So, I had a funny post ready to go today.
And then…well…some stuff happened. Some information went around that I wasn’t quite ready to share with the world, but hey, isn’t life just one giant game of Telephone, anyway?
I’ll extrapolate on this in a minute, but first, allow me to refer to this post. It was a seemingly benign and short-lived inspiration. But it was a pivotal post for me, and it marks the day when I decided to take my life by the proverbial horns and try my damndest to make it a happier one.
So today, despite my intention to delay the sharing of certain knowledge with HR until Friday, it would appear that I officially put in my three weeks’ notice.
In other words, I quit this bitch.
HOLY HELL
That’s right folks.
I quit my job.
Because, let’s face it: I wasn’t cut out for the corporate world.
I wasn’t cut out to while away my hours in a cubicle, making small talk with people I hate and attending pointless meetings and trying to be all “Rah, Rah, Go Team” when on the inside, all I wanted to do was stab someone.
And the business-casual dress code?
Fuh-GETTA-bout-it.
This girl was never meant to prance around in a pair of slacks and smart, sensible loafers.
End of story.
So I’m quitting my job to go freelance and try to make some sort of life for myself wherein I can work from home, make my own hours, and spend more time living and less time staring at the clock, which I have been doing since about the moment I graduate from college.
Of course, as with any big life-changing decision, there is potential for failure of epic proportions. And I’m not going to lie, this possibility scares the ever-loving crap out of me. And to make matters worse, not only am I gambling with MY life; now that I’m married, I’m gambling with OUR lives.
Shit.
Somebody hand me a diaper, because I am about to seriously poop my pants.
But what’s that saying about how it’s better to try and fail than live with a bunch of regret? Or is it better to have loved and lost than never loved at all? Or beer before liquor, never been sicker? Hang in there?
I dunno.
Something you read on those posters that show tranquil scenes of waterfalls or a kitten hanging to a branch, with words underneath that are supposed to make me want to go out and achieve shit.
All I know is that, as of December 18th, I’ll no longer be employed.
And this could be either the best or the worst decision of my life.
…well, except for that whole “first marriage” thing, but you know what I’m talking about…
15 comments:
Hmm, yes well.... dunno what to say. I'd beat my head against the wall if I had to breathe my day away in a cubicle again so BEST OF LUCK!
Wow.
I just pooped in my sensible slacks.
I'm very, very excited for you.
And very, very jealous.
Yay! Not only have you grabbed that bull by the horns, you will wrangle,rope it and make it wish it was never born! Like that ex hubbie. Ha.
I think you're going to love working from home. Slacks -suck. Jammies - rock.
Now I will await the other news...wink wink.

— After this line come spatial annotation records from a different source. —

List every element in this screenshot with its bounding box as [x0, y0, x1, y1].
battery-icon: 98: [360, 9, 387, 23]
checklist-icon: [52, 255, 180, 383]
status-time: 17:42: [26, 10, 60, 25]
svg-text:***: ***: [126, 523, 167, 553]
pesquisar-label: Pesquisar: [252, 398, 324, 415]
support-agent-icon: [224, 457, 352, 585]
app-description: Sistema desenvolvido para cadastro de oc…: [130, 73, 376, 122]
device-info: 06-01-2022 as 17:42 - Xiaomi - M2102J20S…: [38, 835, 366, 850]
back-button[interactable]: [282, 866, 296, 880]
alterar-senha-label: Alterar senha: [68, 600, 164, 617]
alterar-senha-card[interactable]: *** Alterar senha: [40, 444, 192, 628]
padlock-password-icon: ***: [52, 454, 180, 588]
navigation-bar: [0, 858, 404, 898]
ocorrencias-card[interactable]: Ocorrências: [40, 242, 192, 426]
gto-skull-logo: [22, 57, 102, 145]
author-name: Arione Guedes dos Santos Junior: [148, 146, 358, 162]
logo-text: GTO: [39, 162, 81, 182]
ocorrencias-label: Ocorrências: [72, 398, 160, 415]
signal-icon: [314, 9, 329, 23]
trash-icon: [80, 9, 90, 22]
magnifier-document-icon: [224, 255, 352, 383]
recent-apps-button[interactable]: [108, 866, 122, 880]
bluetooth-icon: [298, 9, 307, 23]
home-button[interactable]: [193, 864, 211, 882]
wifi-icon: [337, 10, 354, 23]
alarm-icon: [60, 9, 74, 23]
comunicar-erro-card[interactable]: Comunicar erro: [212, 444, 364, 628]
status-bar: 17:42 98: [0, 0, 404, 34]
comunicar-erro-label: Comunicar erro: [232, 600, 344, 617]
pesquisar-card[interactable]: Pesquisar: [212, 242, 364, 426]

Tell that fireman where to put his hose. (OMG. I have zero tact.)
Good for you, so you can now read blogs while doing your side thing...

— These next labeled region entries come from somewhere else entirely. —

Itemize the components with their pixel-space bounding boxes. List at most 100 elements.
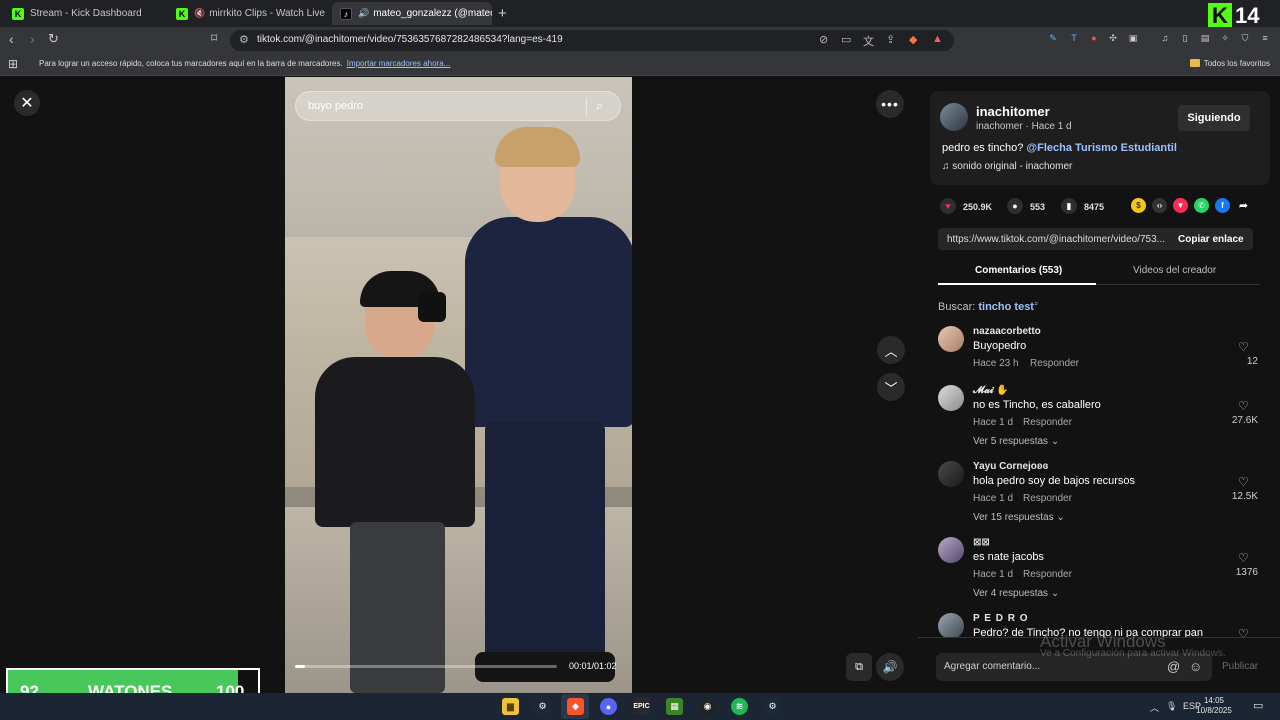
menu-icon[interactable]: ≡ bbox=[1259, 32, 1271, 44]
comment-username[interactable]: 𝓜𝓪𝓲 ✋ bbox=[973, 385, 1009, 396]
extension-icon[interactable]: T bbox=[1068, 32, 1080, 44]
comment-like-heart-icon[interactable]: ♡ bbox=[1238, 627, 1249, 637]
comment-username[interactable]: P E D R O bbox=[973, 613, 1029, 624]
comment-like-heart-icon[interactable]: ♡ bbox=[1238, 551, 1249, 565]
video-player[interactable]: buyo pedro ⌕ 00:01/01:02 bbox=[285, 77, 632, 693]
copy-link-button[interactable]: Copiar enlace bbox=[1178, 234, 1244, 245]
reload-icon[interactable]: ↻ bbox=[48, 31, 59, 47]
mention-icon[interactable]: @ bbox=[1167, 659, 1180, 674]
import-bookmarks-link[interactable]: Importar marcadores ahora... bbox=[347, 59, 451, 68]
send-icon[interactable]: ▼ bbox=[1173, 198, 1188, 213]
apps-grid-icon[interactable]: ⊞ bbox=[8, 57, 18, 71]
share-icon[interactable]: ⇪ bbox=[886, 33, 895, 46]
comment-like-heart-icon[interactable]: ♡ bbox=[1238, 340, 1249, 354]
translate-icon[interactable]: 文 bbox=[863, 33, 874, 49]
spotify-icon[interactable]: ≋ bbox=[731, 698, 748, 715]
wallet-icon[interactable]: ▤ bbox=[1199, 32, 1211, 44]
leo-icon[interactable]: ✧ bbox=[1219, 32, 1231, 44]
screenshot-icon[interactable]: ▣ bbox=[1127, 32, 1139, 44]
avatar[interactable] bbox=[940, 103, 968, 131]
forward-icon[interactable]: › bbox=[30, 31, 35, 47]
emoji-icon[interactable]: ☺ bbox=[1189, 659, 1202, 674]
extension-icon[interactable]: ✎ bbox=[1047, 32, 1059, 44]
avatar[interactable] bbox=[938, 613, 964, 637]
puzzle-icon[interactable]: ✣ bbox=[1107, 32, 1119, 44]
coin-icon[interactable]: $ bbox=[1131, 198, 1146, 213]
taskbar-clock[interactable]: 14:05 10/8/2025 bbox=[1196, 696, 1232, 716]
volume-button[interactable]: 🔊 bbox=[876, 653, 904, 681]
extension-icon[interactable]: ● bbox=[1088, 32, 1100, 44]
brave-rewards-icon[interactable]: ▲ bbox=[932, 33, 943, 45]
more-options-button[interactable]: ••• bbox=[876, 90, 904, 118]
chat-app-icon[interactable]: ● bbox=[600, 698, 617, 715]
like-heart-icon[interactable]: ♥ bbox=[940, 198, 956, 214]
music-icon[interactable]: ♫ bbox=[1159, 32, 1171, 44]
site-info-icon[interactable]: ⚙ bbox=[239, 33, 249, 46]
reply-button[interactable]: Responder bbox=[1030, 358, 1079, 369]
microphone-icon[interactable]: 🎙 bbox=[1166, 701, 1177, 712]
steam-icon[interactable]: ⚙ bbox=[534, 698, 551, 715]
obs-icon[interactable]: ◉ bbox=[699, 698, 716, 715]
epic-games-icon[interactable]: EPIC bbox=[633, 698, 650, 715]
comment-like-heart-icon[interactable]: ♡ bbox=[1238, 399, 1249, 413]
avatar[interactable] bbox=[938, 537, 964, 563]
back-icon[interactable]: ‹ bbox=[9, 31, 14, 47]
bookmark-save-icon[interactable]: ▮ bbox=[1061, 198, 1077, 214]
comment-bubble-icon[interactable]: ● bbox=[1007, 198, 1023, 214]
share-arrow-icon[interactable]: ➦ bbox=[1236, 198, 1251, 213]
brave-shield-icon[interactable]: ◆ bbox=[909, 33, 917, 46]
reply-button[interactable]: Responder bbox=[1023, 569, 1072, 580]
comment-username[interactable]: Yayu Cornejoʚɞ bbox=[973, 461, 1048, 472]
bookmark-icon[interactable]: ⌑ bbox=[211, 31, 217, 45]
embed-icon[interactable]: ‹› bbox=[1152, 198, 1167, 213]
post-username[interactable]: inachitomer bbox=[976, 104, 1050, 119]
tab-kick-dashboard[interactable]: K Stream - Kick Dashboard bbox=[4, 2, 164, 25]
notification-icon[interactable]: ▭ bbox=[1253, 699, 1263, 712]
steam-icon[interactable]: ⚙ bbox=[764, 698, 781, 715]
brave-icon[interactable]: ◆ bbox=[567, 698, 584, 715]
tab-creator-videos[interactable]: Videos del creador bbox=[1133, 265, 1216, 276]
view-replies-button[interactable]: Ver 5 respuestas ⌄ bbox=[973, 436, 1059, 447]
view-replies-button[interactable]: Ver 4 respuestas ⌄ bbox=[973, 588, 1059, 599]
mini-player-button[interactable]: ⧉ bbox=[846, 653, 872, 681]
post-sound[interactable]: ♫ sonido original - inachomer bbox=[942, 161, 1072, 172]
tray-chevron-icon[interactable]: ︿ bbox=[1150, 701, 1159, 714]
tab-tiktok[interactable]: ♪ 🔊 mateo_gonzalezz (@mateo.g ✕ bbox=[332, 2, 492, 25]
file-explorer-icon[interactable]: ▆ bbox=[502, 698, 519, 715]
avatar[interactable] bbox=[938, 461, 964, 487]
search-icon[interactable]: ⌕ bbox=[596, 98, 603, 114]
following-button[interactable]: Siguiendo bbox=[1178, 105, 1250, 131]
comment-username[interactable]: ⊠⊠ bbox=[973, 537, 990, 548]
caption-mention-link[interactable]: @Flecha Turismo Estudiantil bbox=[1026, 142, 1177, 154]
new-tab-button[interactable]: + bbox=[498, 5, 507, 22]
avatar[interactable] bbox=[938, 385, 964, 411]
comment-item: ⊠⊠ es nate jacobs Hace 1 d Responder Ver… bbox=[938, 537, 1260, 603]
search-query-link[interactable]: tincho test bbox=[978, 301, 1034, 313]
url-bar[interactable]: ⚙ tiktok.com/@inachitomer/video/75363576… bbox=[230, 30, 954, 51]
next-video-button[interactable]: ﹀ bbox=[877, 373, 905, 401]
reply-button[interactable]: Responder bbox=[1023, 417, 1072, 428]
avatar[interactable] bbox=[938, 326, 964, 352]
video-search-box[interactable]: buyo pedro ⌕ bbox=[295, 91, 621, 121]
all-bookmarks-folder[interactable]: Todos los favoritos bbox=[1189, 59, 1270, 68]
tab-kick-clips[interactable]: K 🔇 mirrkito Clips - Watch Live on Kick bbox=[168, 2, 326, 25]
kick-overlay-number: 14 bbox=[1235, 3, 1260, 28]
video-progress-bar[interactable] bbox=[295, 665, 557, 668]
video-link[interactable]: https://www.tiktok.com/@inachitomer/vide… bbox=[947, 234, 1165, 245]
reader-icon[interactable]: ⊘ bbox=[819, 33, 828, 46]
reply-button[interactable]: Responder bbox=[1023, 493, 1072, 504]
cast-icon[interactable]: ▭ bbox=[841, 33, 851, 46]
video-person-left bbox=[305, 271, 475, 693]
comment-username[interactable]: nazaacorbetto bbox=[973, 326, 1041, 337]
view-replies-button[interactable]: Ver 15 respuestas ⌄ bbox=[973, 512, 1065, 523]
minecraft-icon[interactable]: ▦ bbox=[666, 698, 683, 715]
vpn-icon[interactable]: ⛉ bbox=[1239, 32, 1251, 44]
close-video-button[interactable]: ✕ bbox=[14, 90, 40, 116]
tab-comments[interactable]: Comentarios (553) bbox=[975, 265, 1062, 276]
post-comment-button[interactable]: Publicar bbox=[1222, 661, 1258, 672]
comment-like-heart-icon[interactable]: ♡ bbox=[1238, 475, 1249, 489]
sidebar-icon[interactable]: ▯ bbox=[1179, 32, 1191, 44]
whatsapp-icon[interactable]: ✆ bbox=[1194, 198, 1209, 213]
facebook-icon[interactable]: f bbox=[1215, 198, 1230, 213]
previous-video-button[interactable]: ︿ bbox=[877, 336, 905, 364]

In all seriousness, congrats for having the balls to quit amidst these economic stomach ache and deciding to do what your heart desires...
Enjoy!!!!
By the way, that also means more quality time with Mylo....
You sure you are ready for it?
Congrats Lily! Three years ago I did the same thing. Sometimes you gotta just jump...and have the faith that you will land on your feet just fine.
Good for you!
Congrats! I'm very impressed that you are making such a huge and scary life decision. Best of luck!!
congrats, pooper!
GOOD FOR YOU!!!!!!!!!1
Huzzah for you! And I'm glad to have had a part in your decision.
Congrats lady-friend! You're going to rock at being your own boss.
Ya know what Lily, I think you will be much happier. That job was seriously messing with your MOJO!
LUCK!
I thought for sure you were gonna say you are pregnant.
So there.
Now you're cursed with that.
P.S. My verification word is "Labias"
Hot Damn. I walked out of an ad agency job better than two decades and have freelanced since then.
Now your biggest problem (aside from survival) will be: "Does this t-shirt go with these sweatpants?"
Welcome to the ranks of the chronically underemployed. And unlike so many "writers" clogging the Internet, you're talented - so don't forget to set aside time for the book.
Good luck.
Congratulations! I am excited for you. It's sink or swim now.